Nacionalmente, diz ainda a pesquisadora, aumentar a escala de produção tem sido o maior desafio para consolidar o setor de combustíveis sustentáveis. “Para conseguir isso, precisamos de investimento e políticas públicas. Por isso essa iniciativa do Governo Estadual é tão importante para o Hub”, observa Correia.
SOBRE O ISI-ER
O Instituto SENAI de Inovação em Energias Renováveis (ISI-ER) é a principal referência do SENAI no Brasil em Pesquisa Aplicada, Desenvolvimento & Inovação para indústrias de energias renováveis e, no Nordeste brasileiro, também lidera iniciativas da instituição para soluções de sustentabilidade voltadas à transição energética.
Inaugurado oficialmente em 2021, no Rio Grande do Norte, o Instituto é parte da maior rede de ciência e tecnologia para o setor industrial no país – composta por 28 Institutos SENAI de Inovação (ISIs).
A equipe é formada por mestres, doutores e técnicos em áreas como engenharia (mecânica, civil, elétrica, química e naval), meteorologia, oceanografia, geografia e tecnologia da informação.
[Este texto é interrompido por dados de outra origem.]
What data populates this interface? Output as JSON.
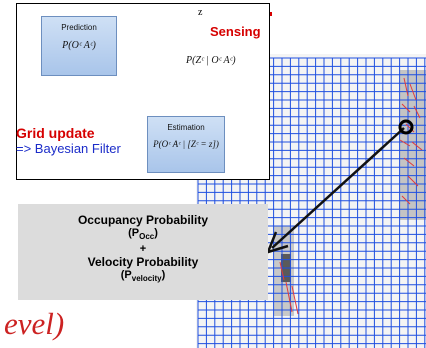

O portfólio abrange estudos, tecnologias e marcos inéditos nacionalmente, como a primeira planta-piloto offshore do Brasil a receber licença prévia do Ibama.
A atuação, hoje, envolve oito áreas estratégicas: Energia eólica, Energia solar, Sustentabilidade, Hidrogênio, Combustíveis avançados, Economia azul, Meio Ambiente e Geointeligência.